Kein Bedarf für spezielle Krankenzimmer für Behinderte?

Seit Sommer 2011 gibt es in Deutschland endlich ein Krankenhaus, das Umweltkranke mit MCS aufnehmen kann. Die Klinik in Hamburg ist die Einzige in ganz Deutschland. Weil sie hoch im Norden des Landes liegt und damit für Umweltkranke aus Süd- und Mitteldeutschland im Ernstfall fast unerreichbar, sind die eigens eingerichteten Umweltzimmer bislang unterbelegt. Umwelterkrankte aus dem Raum Stuttgart setzten sich dafür ein, dass auch in dieser Großstadt ein Krankenhaus Umweltzimmer einrichtet, um auch MCS-Kranken im süddeutschen Raum einen Klinikaufenthalt zu ermöglichen. Politiker der CDU wollten die an MCS Erkrankten unterstützen und fragten bei der Stuttgarter Stadtverwaltung nach. Der Leiter des Klinikums vor Ort führte eine Erhebung durch und stellte fest, dass man über 250 Patienten mit MCS versorgt hatte. Bedarf für spezielle Umweltzimmer wie in Hamburg sieht er trotzdem nicht. Obwohl MCS eine im ICD-10 unter Verletzungen und Vergiftungen, mit dem Code T 78.4 klassifizierte Krankheit ist.

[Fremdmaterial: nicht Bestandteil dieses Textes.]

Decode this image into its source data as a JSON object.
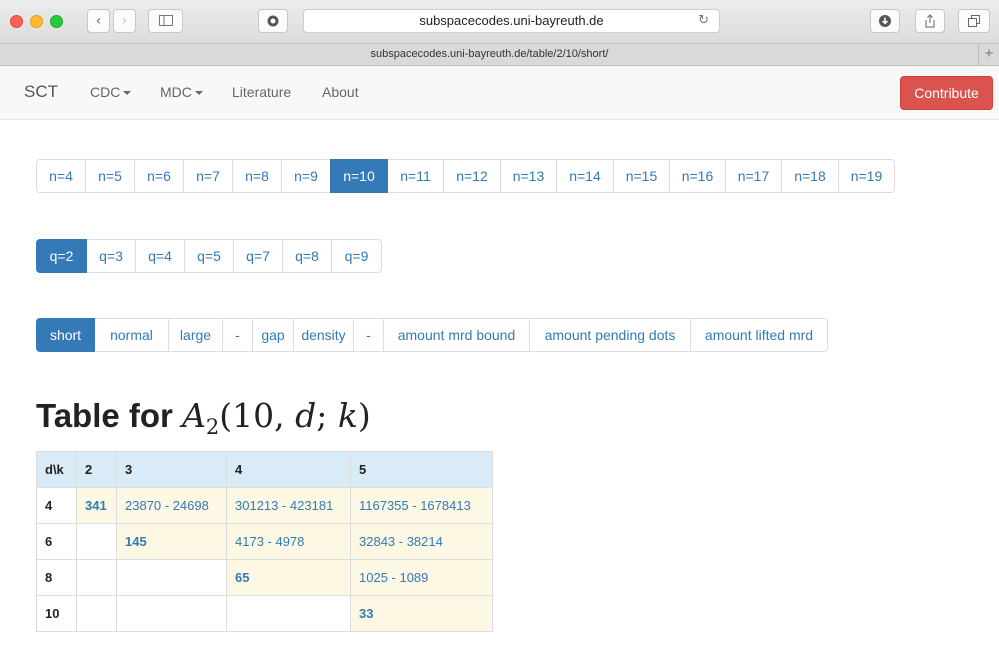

Da Chemikaliensensitivität ab einem gewissen Schwergrad eine Behinderung darstellt, weil die Krankheit im Alltag stark einschränkt oder ihn völlig unmöglich macht und Aufenthalte in einer herkömmlichen Klinik nur mit weiterer gesundheitlicher Verschlechterung zu bewerkstelligen sind, sehen MCS-Erkrankte sich als benachteiligt gegenüber anderen Kranken und Behinderten an.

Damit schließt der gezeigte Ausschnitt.